Indeed, many of the site’s African hosts offer experiences far off the beaten tourist track. There’s the 51st  floor penthouse in Africa’s tallest apartment building, in downtown Johannesburg, where your $50 stay includes dinner and a brief on the building’s chaotic history from your host ("If you're looking for Europe in Africa, keep looking – this is not the spot for you," the description reads). Or the Kigali art gallery with a long history of teaching art to genocide survivors and impoverished youths, where the walls are splashed with color and the hallways crowded with paintings.

“It’s a win-win,” says Charles Kizito, who manages the gallery, Ivuka, and maintains its Airbnb listing. “Visitors get to stay somewhere interesting and we’re able to do community outreach for our gallery and pay for operating expenses when sales are slow.” Over the past year, he says, he’s made about $8,000 renting out his two spare rooms, which each go for $25 per night.

This, indeed, is exactly the kind of proprietor Airbnb says it was designed to facilitate – micro-entrepreneurs looking to make a little cash while sharing their space with passing visitors.

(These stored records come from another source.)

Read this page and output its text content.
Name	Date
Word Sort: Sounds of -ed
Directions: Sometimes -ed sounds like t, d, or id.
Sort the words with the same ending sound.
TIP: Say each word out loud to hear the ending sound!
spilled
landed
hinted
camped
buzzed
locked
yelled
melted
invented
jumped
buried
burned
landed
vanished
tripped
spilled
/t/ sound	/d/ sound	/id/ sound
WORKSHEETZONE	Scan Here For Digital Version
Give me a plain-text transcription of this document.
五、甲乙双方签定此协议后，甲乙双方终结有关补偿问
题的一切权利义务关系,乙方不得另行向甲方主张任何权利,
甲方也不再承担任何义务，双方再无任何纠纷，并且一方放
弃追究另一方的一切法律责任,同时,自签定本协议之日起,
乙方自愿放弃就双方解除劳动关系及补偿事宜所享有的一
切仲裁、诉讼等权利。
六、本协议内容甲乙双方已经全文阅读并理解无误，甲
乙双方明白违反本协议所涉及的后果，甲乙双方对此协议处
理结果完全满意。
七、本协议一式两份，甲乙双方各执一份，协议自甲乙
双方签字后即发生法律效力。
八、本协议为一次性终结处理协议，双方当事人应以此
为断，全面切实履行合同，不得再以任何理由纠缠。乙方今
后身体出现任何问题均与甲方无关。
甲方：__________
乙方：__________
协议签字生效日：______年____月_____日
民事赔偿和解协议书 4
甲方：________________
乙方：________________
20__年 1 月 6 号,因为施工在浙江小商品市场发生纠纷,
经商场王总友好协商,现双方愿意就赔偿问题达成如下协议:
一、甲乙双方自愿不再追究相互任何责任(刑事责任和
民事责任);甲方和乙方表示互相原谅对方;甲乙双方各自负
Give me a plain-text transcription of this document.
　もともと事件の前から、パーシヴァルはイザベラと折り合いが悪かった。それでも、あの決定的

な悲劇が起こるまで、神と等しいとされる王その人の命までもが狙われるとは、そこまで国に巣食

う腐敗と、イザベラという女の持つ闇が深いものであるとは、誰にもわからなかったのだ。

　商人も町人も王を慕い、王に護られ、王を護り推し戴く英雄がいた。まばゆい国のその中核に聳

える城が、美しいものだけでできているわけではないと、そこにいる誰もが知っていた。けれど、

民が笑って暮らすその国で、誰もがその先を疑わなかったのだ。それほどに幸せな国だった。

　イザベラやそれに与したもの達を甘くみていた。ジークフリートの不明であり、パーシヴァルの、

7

In Africa, this model is especially valuable in markets where tourism infrastructure may not yet have caught up to demand, says Nicola D’Elia, Airbnb’s general manager for the Middle East and Africa

To date, he says, Airbnb has not encountered any legal hurdles in Africa. But that doesn’t mean the local hospitality industry is unconcerned.

“It hasn’t had a major effect on us yet,” says Tshifhiwa Tshivhengwa, CEO of the Federated Hospitality Association of South Africa, which represents the hotel industry. “But I worry that the playing field is not level. Our accommodation providers are paying taxes, meeting health and safety regulations, adhering to zoning laws, and we cannot have other providers playing outside those rules.”

So far, Africa remains only a sliver of Airbnb’s total global business, which spans 190 countries and includes some 1.5 million rentals. But Mr. D’Elia says he foresees that demand will continue to rise in coming years, particularly as the site’s name recognition grows among domestic travelers who may never have encountered Airbnb in its original locations.

For his part, Tesfaye, in Ethiopia, hopes he will be able to leverage the service’s growing popularity to help him achieve his ultimate career goal – to become a tour guide.

“This is my training,” he says. “This is just the beginning.”